Introduction to the Forbidden City
The Forbidden City: An Eastern Palatial Epic and a Spatiotemporal Coordinate of Civilization
Beijing's Forbidden City, the world's largest and most completely preserved ancient wooden palace complex, ranks first among the world's top five palaces and is inscribed as a UNESCO World Heritage site. As the imperial palace of the Ming and Qing dynasties (formerly known as the Forbidden City), it centers around the Three Great Halls, covering an area of approximately 720,000 square meters and housing over seventy halls and pavilions.

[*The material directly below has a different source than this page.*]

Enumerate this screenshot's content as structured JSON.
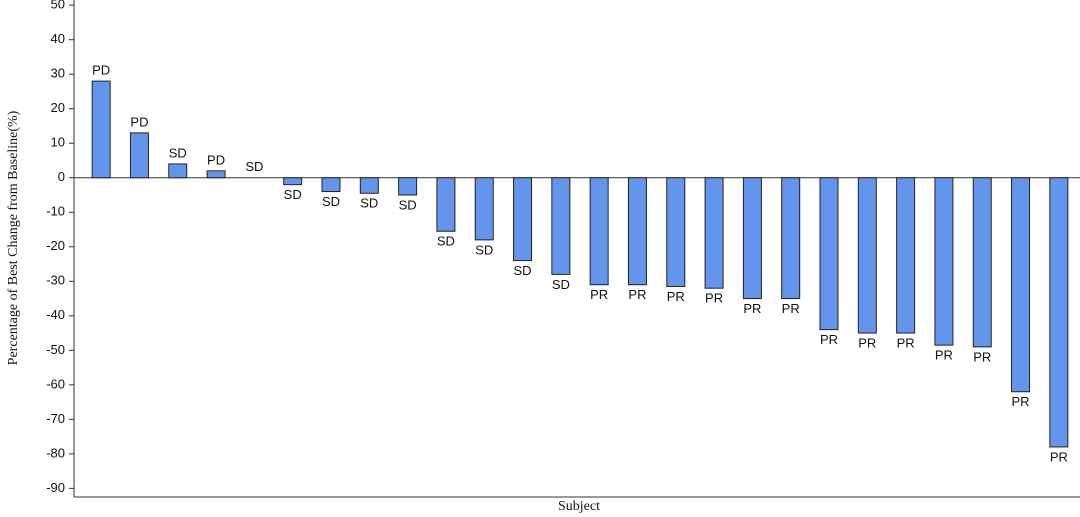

Legend has it that the Forbidden City contains 9,999 and a half rooms, representing the pinnacle of palace architecture in human history.
When analogized to Western architectural typologies, the Forbidden City can be regarded as a fusion of an "imperial power center, a symbol of ritual order, and a crystallization of wooden architectural artistry." Its political function resembles the Palace of Versailles, its sacred axis and spatial sequence echo the Imperial Fora of Rome, and its grand layout of "thousands of doors and countless rooms" combines the religious solemnity of Vatican City with the ceremonial public space qualities of the National Mall in Washington, D.C.
Yet, the essence of the Forbidden City transcends any singular comparison—through its philosophical planning of "modeling the palace on the cosmos and balancing yin and yang," it encapsulates the imperial mandate of heaven and the principles of yin-yang and the Five Elements into its wooden structures, stone carvings, and painted decorations. Unique in the history of world civilization, it is rightfully hailed as the "ultimate spatial specimen of the Eastern empire."